For my family it's just not worth the extra cost. I have to feed a family of five on a $90 a week grocery budget so I shop mostly at Aldi. They're slowly starting to carry some organic items but it's hit or miss. I have switched from margarine to butter though-it's a start :) I do eat a lot of wild caught salmon though, so it's all good :D

synger 01-15-2013 06:40 AM

Quote:

Originally Posted by snowmop (Post 16188734)
Frankly, I don't see enough difference in taste to buy it.

I don't either, but my daughter does. So we have Kerrygold in the butter dish at room temperature, for things where the butter goes on top and you can taste it. And we have regular Giant or Land O'Lakes butter in the fridge for cooking, when it's going to be more incorporated into the food.

Best of both worlds!

Dottie 01-15-2013 06:56 AM

Kerrygold tastes so much better to me, they could put a stick in it and call it a butter-cicle.
I use it for cooking eggs and steaks mostly, and a pat on mashed cauliflower :)

Annabel Lee 01-15-2013 07:27 AM

Quote:

Originally Posted by tiva (Post 16194677)
Yes! I think it's absolutely worth the extra cost.
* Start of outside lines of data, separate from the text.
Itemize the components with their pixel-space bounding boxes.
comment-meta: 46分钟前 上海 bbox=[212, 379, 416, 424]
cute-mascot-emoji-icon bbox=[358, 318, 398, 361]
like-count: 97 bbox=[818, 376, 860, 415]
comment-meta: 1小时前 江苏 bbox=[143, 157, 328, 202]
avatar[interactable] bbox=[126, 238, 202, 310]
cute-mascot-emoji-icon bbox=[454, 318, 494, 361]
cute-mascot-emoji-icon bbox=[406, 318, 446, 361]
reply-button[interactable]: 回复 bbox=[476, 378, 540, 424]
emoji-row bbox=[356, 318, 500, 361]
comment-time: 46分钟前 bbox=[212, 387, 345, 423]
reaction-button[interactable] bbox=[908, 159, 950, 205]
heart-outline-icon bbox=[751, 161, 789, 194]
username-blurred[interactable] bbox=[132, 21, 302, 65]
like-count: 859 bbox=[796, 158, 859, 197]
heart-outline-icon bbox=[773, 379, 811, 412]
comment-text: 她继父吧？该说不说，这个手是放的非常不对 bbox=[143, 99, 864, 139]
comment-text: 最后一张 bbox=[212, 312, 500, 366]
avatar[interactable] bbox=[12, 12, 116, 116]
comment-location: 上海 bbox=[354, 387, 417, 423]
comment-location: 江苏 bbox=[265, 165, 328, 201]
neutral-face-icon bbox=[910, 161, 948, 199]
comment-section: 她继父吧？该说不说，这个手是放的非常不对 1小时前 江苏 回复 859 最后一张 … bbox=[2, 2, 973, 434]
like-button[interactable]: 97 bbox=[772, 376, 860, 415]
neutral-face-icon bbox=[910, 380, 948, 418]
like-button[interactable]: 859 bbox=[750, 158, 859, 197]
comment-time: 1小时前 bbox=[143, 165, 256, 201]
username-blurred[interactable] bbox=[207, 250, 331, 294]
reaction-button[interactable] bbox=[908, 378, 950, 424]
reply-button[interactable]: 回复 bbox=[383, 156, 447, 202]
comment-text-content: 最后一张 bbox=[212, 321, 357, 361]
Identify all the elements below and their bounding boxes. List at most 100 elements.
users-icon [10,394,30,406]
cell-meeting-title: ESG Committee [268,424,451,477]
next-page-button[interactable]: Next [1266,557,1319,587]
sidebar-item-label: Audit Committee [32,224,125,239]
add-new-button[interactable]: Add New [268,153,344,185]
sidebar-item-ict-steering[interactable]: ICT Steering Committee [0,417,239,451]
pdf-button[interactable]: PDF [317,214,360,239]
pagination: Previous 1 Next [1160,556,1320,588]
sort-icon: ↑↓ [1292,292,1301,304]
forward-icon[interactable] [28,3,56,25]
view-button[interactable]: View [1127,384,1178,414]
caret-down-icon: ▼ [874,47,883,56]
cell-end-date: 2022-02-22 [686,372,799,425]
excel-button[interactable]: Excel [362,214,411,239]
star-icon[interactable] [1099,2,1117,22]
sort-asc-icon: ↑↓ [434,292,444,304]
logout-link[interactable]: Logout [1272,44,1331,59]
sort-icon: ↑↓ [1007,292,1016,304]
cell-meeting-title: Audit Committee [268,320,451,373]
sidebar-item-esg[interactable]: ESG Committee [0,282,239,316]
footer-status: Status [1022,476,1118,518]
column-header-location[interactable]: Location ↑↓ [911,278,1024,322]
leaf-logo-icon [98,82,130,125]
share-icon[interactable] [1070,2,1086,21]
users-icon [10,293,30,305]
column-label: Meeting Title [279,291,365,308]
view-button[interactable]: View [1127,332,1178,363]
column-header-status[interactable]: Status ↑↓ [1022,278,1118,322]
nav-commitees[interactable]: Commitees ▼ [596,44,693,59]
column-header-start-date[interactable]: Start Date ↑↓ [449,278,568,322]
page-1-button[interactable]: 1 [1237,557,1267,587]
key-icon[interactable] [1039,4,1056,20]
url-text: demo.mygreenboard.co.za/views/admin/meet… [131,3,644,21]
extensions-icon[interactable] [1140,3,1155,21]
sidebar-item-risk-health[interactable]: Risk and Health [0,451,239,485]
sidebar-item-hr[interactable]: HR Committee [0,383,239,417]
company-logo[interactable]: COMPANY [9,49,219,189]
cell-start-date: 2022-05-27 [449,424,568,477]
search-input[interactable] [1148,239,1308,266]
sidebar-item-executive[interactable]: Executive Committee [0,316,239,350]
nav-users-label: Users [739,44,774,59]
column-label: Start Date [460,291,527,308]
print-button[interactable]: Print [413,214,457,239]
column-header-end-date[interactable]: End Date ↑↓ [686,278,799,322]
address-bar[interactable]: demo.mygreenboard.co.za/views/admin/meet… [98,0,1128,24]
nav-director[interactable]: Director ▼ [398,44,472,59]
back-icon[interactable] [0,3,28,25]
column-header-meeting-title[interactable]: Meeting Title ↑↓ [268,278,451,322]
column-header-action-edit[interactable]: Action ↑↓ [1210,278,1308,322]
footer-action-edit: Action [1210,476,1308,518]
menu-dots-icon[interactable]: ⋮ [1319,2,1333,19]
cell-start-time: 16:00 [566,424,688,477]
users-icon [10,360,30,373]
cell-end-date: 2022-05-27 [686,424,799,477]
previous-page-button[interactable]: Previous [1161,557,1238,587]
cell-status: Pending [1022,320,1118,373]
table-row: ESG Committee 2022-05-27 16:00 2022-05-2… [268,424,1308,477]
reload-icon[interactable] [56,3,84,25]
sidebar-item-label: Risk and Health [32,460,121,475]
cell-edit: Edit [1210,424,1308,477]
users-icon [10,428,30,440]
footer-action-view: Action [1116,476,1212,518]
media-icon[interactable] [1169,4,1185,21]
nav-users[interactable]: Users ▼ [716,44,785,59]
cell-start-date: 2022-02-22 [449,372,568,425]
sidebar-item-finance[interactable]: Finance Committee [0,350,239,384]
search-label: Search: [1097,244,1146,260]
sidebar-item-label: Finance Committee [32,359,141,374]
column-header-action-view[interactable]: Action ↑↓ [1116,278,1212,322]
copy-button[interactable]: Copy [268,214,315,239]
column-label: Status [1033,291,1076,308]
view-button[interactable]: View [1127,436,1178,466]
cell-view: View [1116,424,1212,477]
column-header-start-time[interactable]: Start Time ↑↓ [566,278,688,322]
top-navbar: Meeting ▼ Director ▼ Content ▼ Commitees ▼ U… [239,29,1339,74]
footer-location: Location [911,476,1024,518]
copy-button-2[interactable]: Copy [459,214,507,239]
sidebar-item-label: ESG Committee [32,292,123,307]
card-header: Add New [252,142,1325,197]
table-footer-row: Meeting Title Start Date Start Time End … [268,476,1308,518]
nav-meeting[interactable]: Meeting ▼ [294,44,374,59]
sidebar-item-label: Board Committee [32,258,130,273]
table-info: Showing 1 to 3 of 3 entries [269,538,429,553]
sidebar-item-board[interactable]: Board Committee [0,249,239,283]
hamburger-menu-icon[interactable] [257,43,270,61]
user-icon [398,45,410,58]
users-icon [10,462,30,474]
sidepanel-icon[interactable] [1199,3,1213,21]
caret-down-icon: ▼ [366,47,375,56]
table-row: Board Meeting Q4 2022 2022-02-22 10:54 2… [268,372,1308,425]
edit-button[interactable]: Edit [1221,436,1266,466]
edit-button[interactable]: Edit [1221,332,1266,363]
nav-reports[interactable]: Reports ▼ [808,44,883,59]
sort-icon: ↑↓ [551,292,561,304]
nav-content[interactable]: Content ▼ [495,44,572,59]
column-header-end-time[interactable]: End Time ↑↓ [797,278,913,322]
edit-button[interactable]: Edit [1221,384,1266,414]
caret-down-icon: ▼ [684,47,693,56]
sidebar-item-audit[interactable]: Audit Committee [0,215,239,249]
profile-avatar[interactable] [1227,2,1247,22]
Conventional dairy products tend to come from animals raised in confinement in large facilities called CAFOs or “Confined Animal Feeding Operations.” CAFOs create a host of problems including:
• Animal stress and abuse
• Air, land, and water pollution
• The unnecessary use of hormones, antibiotics, and other drugs
• Low-paid, stressful farm work
• The loss of small family farms
• Food with less nutritional value.

Cattle are ruminants, which means they evolved to eat grasses and other fiber-rich plants--not grain. Grains are no better for them than for us. Cattle fed grain often develop “subacute acidosis,” and to prevent this, the cattle are given constant, low-level antibiotics. When these are overused in livestock feeding, bacteria become resistant to them.

:goodpost:
Excellent points!

I absolutely love the taste of KerryGold!
To me it is so much better than anything else I have tasted.

I get it at Trader Joe's and I also get it at Costco.
At Costco it is $6.79 for a 4 pack of salted KerryGold.
If I need unsalted I have to get it from Trader Joe's.